L’offre chinoise ayant connu un franc succès, ses détracteurs occidentaux sont contraints de faire feu de tout bois, et ils accusent alors la Chine de pousser les pays du Sud au surendettement. Leur exemple préféré est celui du Sri-Lanka. Selon cette narration fantaisiste, le pays mis à genou aurait été contraint de céder des actifs à ses créanciers chinois. Or cette accusation récurrente ne résiste pas à l’examen des faits. Le Sri Lanka doit 81% de sa dette extérieure aux institutions financières américaines et européennes, au Japon et à l’Inde. La Chine n’en détient que 10%. En réalité, le Sri Lanka a lutté contre le fardeau de la dette occidentale après avoir suivi 16 «programmes de stabilisation économique» imposés par le FMI. En 2021, 47% de sa dette extérieure était détenue par des fonds vautours et des banques occidentales. Les principaux créanciers, sous la forme d’obligations souveraines internationales, sont BlackRock (États-Unis), Ashmore Group (Grande-Bretagne), Allianz (Allemagne), UBS (Suisse), HSBC (Grande-Bretagne), JPMorgan Chase (États-Unis) et Prudential (États-Unis). La Banque asiatique de développement et la Banque mondiale, largement dominées par les États-Unis, détiennent respectivement 13% et 9% de la dette extérieure. Le Japon en détient 10%, l’Inde, 2% du total.

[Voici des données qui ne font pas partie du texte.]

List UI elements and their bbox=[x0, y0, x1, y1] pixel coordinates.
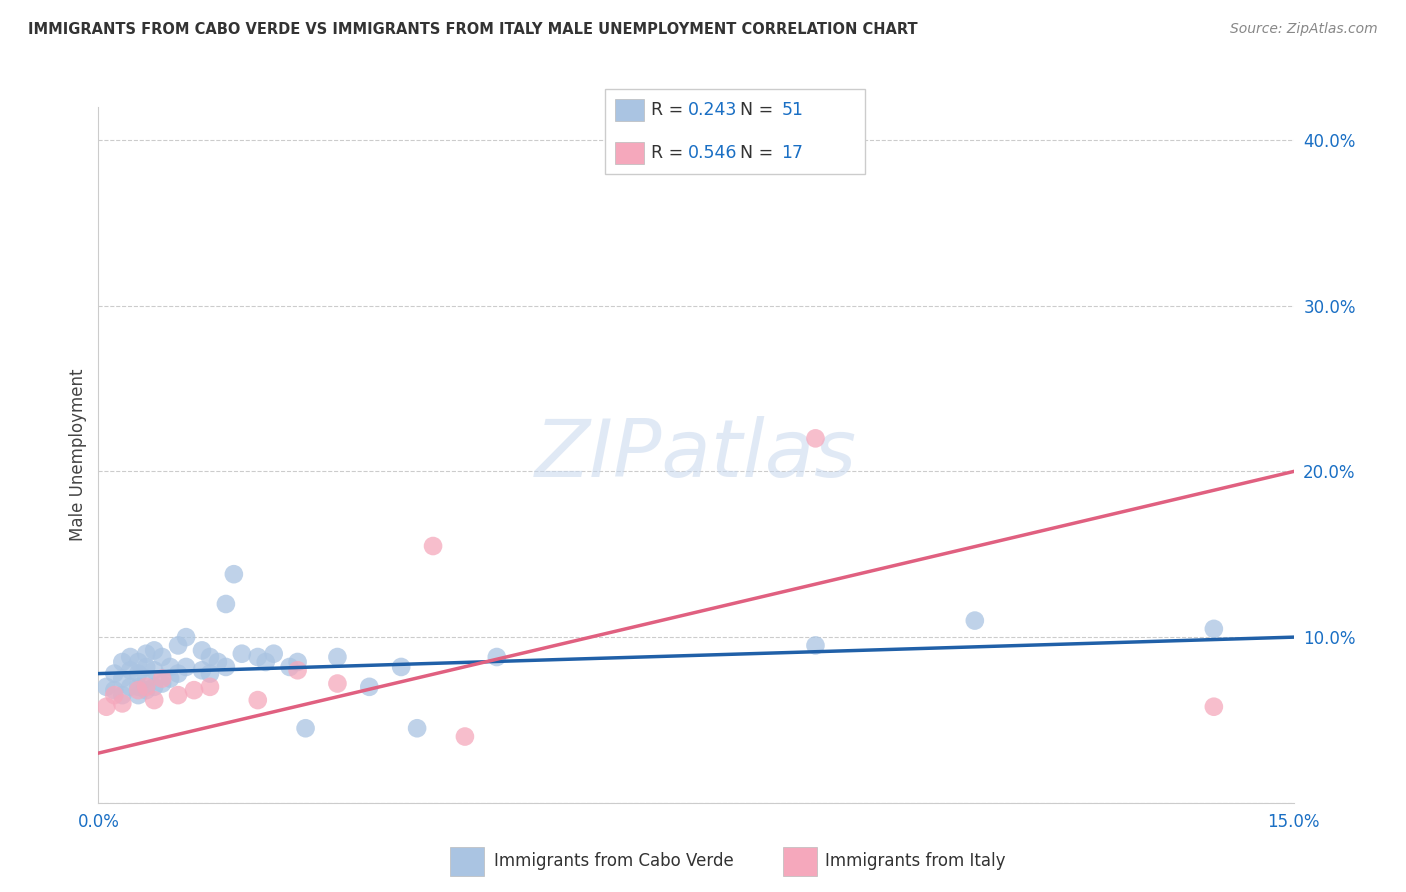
Point bbox=[127, 688, 149, 702]
Text: IMMIGRANTS FROM CABO VERDE VS IMMIGRANTS FROM ITALY MALE UNEMPLOYMENT CORRELATIO: IMMIGRANTS FROM CABO VERDE VS IMMIGRANTS… bbox=[28, 22, 918, 37]
Point bbox=[150, 672, 173, 686]
Point bbox=[174, 630, 197, 644]
Text: Immigrants from Italy: Immigrants from Italy bbox=[825, 852, 1005, 870]
Point bbox=[150, 676, 173, 690]
Point bbox=[96, 699, 118, 714]
Point bbox=[454, 730, 477, 744]
Point bbox=[167, 688, 190, 702]
Text: Source: ZipAtlas.com: Source: ZipAtlas.com bbox=[1230, 22, 1378, 37]
Point bbox=[127, 680, 149, 694]
Point bbox=[963, 614, 986, 628]
Point bbox=[111, 655, 134, 669]
Point bbox=[1202, 622, 1225, 636]
Point bbox=[135, 683, 157, 698]
Point bbox=[111, 688, 134, 702]
Point bbox=[191, 663, 214, 677]
Point bbox=[278, 660, 301, 674]
Point bbox=[174, 660, 197, 674]
Point bbox=[263, 647, 285, 661]
Text: Immigrants from Cabo Verde: Immigrants from Cabo Verde bbox=[494, 852, 734, 870]
Bar bbox=[450, 847, 484, 876]
Bar bbox=[614, 99, 644, 121]
Point bbox=[422, 539, 444, 553]
Text: R =: R = bbox=[651, 102, 689, 120]
Point bbox=[198, 680, 221, 694]
Point bbox=[222, 567, 245, 582]
Bar bbox=[783, 847, 817, 876]
Point bbox=[135, 680, 157, 694]
Point bbox=[135, 647, 157, 661]
Point bbox=[389, 660, 412, 674]
Point bbox=[120, 663, 142, 677]
Point bbox=[127, 666, 149, 681]
Point bbox=[167, 639, 190, 653]
Point bbox=[135, 660, 157, 674]
Point bbox=[103, 683, 125, 698]
Point bbox=[287, 663, 309, 677]
Point bbox=[1202, 699, 1225, 714]
Point bbox=[804, 431, 827, 445]
Text: N =: N = bbox=[740, 144, 779, 161]
Point bbox=[96, 680, 118, 694]
Text: 0.243: 0.243 bbox=[688, 102, 737, 120]
Point bbox=[150, 650, 173, 665]
Point bbox=[287, 655, 309, 669]
Point bbox=[246, 650, 269, 665]
FancyBboxPatch shape bbox=[605, 89, 865, 174]
Point bbox=[254, 655, 277, 669]
Point bbox=[294, 721, 316, 735]
Point bbox=[326, 650, 349, 665]
Point bbox=[159, 672, 181, 686]
Point bbox=[103, 688, 125, 702]
Point bbox=[198, 666, 221, 681]
Text: R =: R = bbox=[651, 144, 689, 161]
Point bbox=[111, 697, 134, 711]
Point bbox=[183, 683, 205, 698]
Text: ZIPatlas: ZIPatlas bbox=[534, 416, 858, 494]
Text: 17: 17 bbox=[782, 144, 803, 161]
Point bbox=[143, 663, 166, 677]
Text: 51: 51 bbox=[782, 102, 803, 120]
Point bbox=[231, 647, 253, 661]
Point bbox=[359, 680, 381, 694]
Point bbox=[246, 693, 269, 707]
Y-axis label: Male Unemployment: Male Unemployment bbox=[69, 368, 87, 541]
Point bbox=[120, 680, 142, 694]
Point bbox=[485, 650, 508, 665]
Point bbox=[120, 650, 142, 665]
Point bbox=[103, 666, 125, 681]
Point bbox=[198, 650, 221, 665]
Point bbox=[406, 721, 429, 735]
Point bbox=[159, 660, 181, 674]
Point bbox=[143, 693, 166, 707]
Point bbox=[215, 597, 238, 611]
Point bbox=[326, 676, 349, 690]
Point bbox=[127, 683, 149, 698]
Bar bbox=[614, 142, 644, 164]
Point bbox=[143, 643, 166, 657]
Point bbox=[167, 666, 190, 681]
Point bbox=[143, 680, 166, 694]
Point bbox=[135, 672, 157, 686]
Text: 0.546: 0.546 bbox=[688, 144, 737, 161]
Point bbox=[127, 655, 149, 669]
Point bbox=[191, 643, 214, 657]
Point bbox=[111, 672, 134, 686]
Point bbox=[215, 660, 238, 674]
Point bbox=[804, 639, 827, 653]
Text: N =: N = bbox=[740, 102, 779, 120]
Point bbox=[207, 655, 229, 669]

Mais peu importent les faits. Bien que la Chine ne détienne qu’un dixième de la dette extérieure publique du pays, de nombreux médias occidentaux ont désigné Pékin comme responsable de la situation, l’accusant de poursuivre une «diplomatie du piège de la dette» destinée à «mettre à genoux les pays économiquement faibles et dépendants de la Chine pour leur soutien». La Chine a financé plusieurs projets d’infrastructure au Sri Lanka, de la construction d’un aéroport international à celle du port de Hambantota, dans le sud du pays. Une campagne de presse a alors accusé la Chine d’avoir poussé le pays à s’endetter pour faire un nouveau port en eaux profondes et d’en avoir pris le contrôle pour des raisons stratégiques. Pourtant, la réalisation de cet équipement n’est pas une idée chinoise : c’est une initiative purement sri-lankaise, et une entreprise canadienne a réalisé l’étude de faisabilité.

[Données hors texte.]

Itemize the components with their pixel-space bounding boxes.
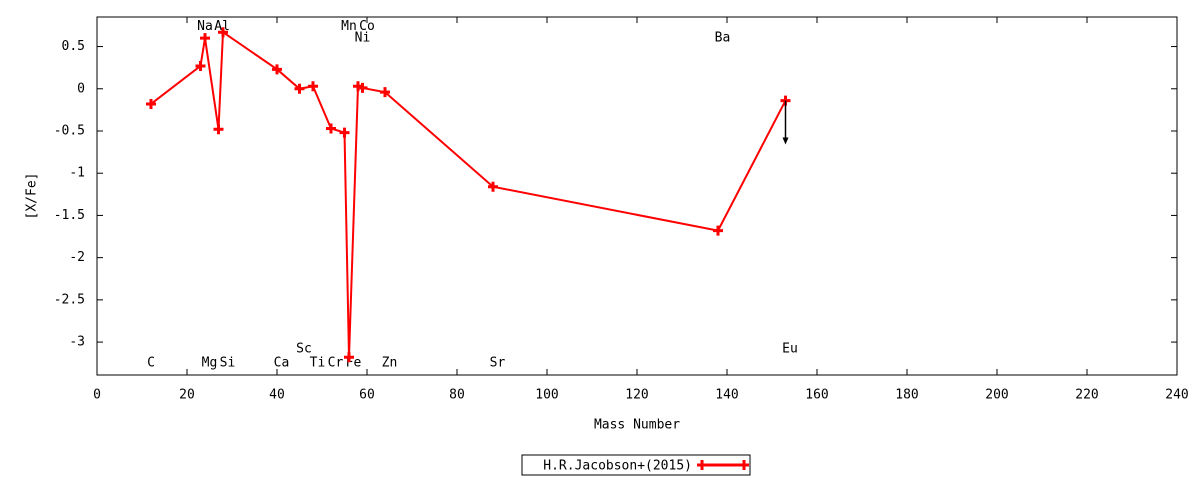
point-marker <box>200 33 210 44</box>
element-label: Eu <box>782 341 798 356</box>
x-tick-label: 140 <box>715 388 738 403</box>
element-label: Mg <box>202 356 218 371</box>
element-label: Na <box>197 19 213 34</box>
x-tick-label: 180 <box>895 388 918 403</box>
point-marker <box>488 181 498 192</box>
y-tick-label: -3 <box>69 335 85 350</box>
legend-label: H.R.Jacobson+(2015) <box>543 459 692 474</box>
element-label: Ca <box>274 356 290 371</box>
x-tick-label: 160 <box>805 388 828 403</box>
y-tick-label: -1.5 <box>54 208 85 223</box>
element-label: Ni <box>355 31 371 46</box>
x-tick-label: 0 <box>93 388 101 403</box>
element-label: Sc <box>296 341 312 356</box>
series-line <box>150 30 787 358</box>
x-tick-label: 240 <box>1165 388 1188 403</box>
point-marker <box>357 82 368 93</box>
point-marker <box>339 127 350 138</box>
element-label: Sr <box>490 356 506 371</box>
x-tick-label: 100 <box>535 388 558 403</box>
point-marker <box>326 123 336 134</box>
x-tick-label: 80 <box>449 388 465 403</box>
point-marker <box>380 87 390 98</box>
y-axis-label: [X/Fe] <box>25 173 40 220</box>
y-tick-label: -1 <box>69 166 85 181</box>
x-tick-label: 60 <box>359 388 375 403</box>
element-label: Co <box>359 19 375 34</box>
point-marker <box>272 64 282 75</box>
y-tick-label: 0 <box>77 81 85 96</box>
point-marker <box>195 60 206 71</box>
plot-frame <box>96 16 1178 376</box>
x-tick-label: 40 <box>269 388 285 403</box>
element-label: Al <box>214 19 230 34</box>
element-label: Cr <box>328 356 344 371</box>
x-tick-label: 20 <box>179 388 195 403</box>
element-label: Zn <box>382 356 398 371</box>
point-marker <box>697 460 707 470</box>
y-tick-label: 0.5 <box>62 39 85 54</box>
element-label: Ti <box>310 356 326 371</box>
point-marker <box>739 460 749 470</box>
point-marker <box>294 83 305 94</box>
x-axis-label: Mass Number <box>594 418 680 433</box>
point-marker <box>713 225 723 236</box>
arrow-head <box>782 137 789 145</box>
x-tick-label: 220 <box>1075 388 1098 403</box>
x-tick-label: 200 <box>985 388 1008 403</box>
y-tick-label: -0.5 <box>54 123 85 138</box>
x-tick-label: 120 <box>625 388 648 403</box>
element-label: Ba <box>715 31 731 46</box>
point-marker <box>213 124 224 135</box>
y-tick-label: -2 <box>69 250 85 265</box>
point-marker <box>218 27 228 38</box>
element-label: C <box>147 356 155 371</box>
point-marker <box>344 352 354 363</box>
element-label: Mn <box>341 19 357 34</box>
point-marker <box>308 81 318 92</box>
point-marker <box>146 98 156 109</box>
legend-box <box>521 454 751 476</box>
element-label: Si <box>220 356 236 371</box>
y-tick-label: -2.5 <box>54 292 85 307</box>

Lorsqu’un nouveau gouvernement a pris ses fonctions, en 2017, la part de l’endettement due au port de Hambantota n’était que de 5% sur les 4,5 milliards de dollars de service de la dette pour l’année 2017. Lorsque ce gouvernement a pris la décision de louer le port pour 99 ans, seule l’entreprise chinoise China Merchants a accepté de répondre à l’appel d’offres, et elle en est devenue l’actionnaire majoritaire avec un apport d’un milliard de dollars. A noter que le gouvernement sri-lankais a utilisé cet apport pour renforcer ses réserves de change, et non pour rembourser la banque chinoise China Eximbank.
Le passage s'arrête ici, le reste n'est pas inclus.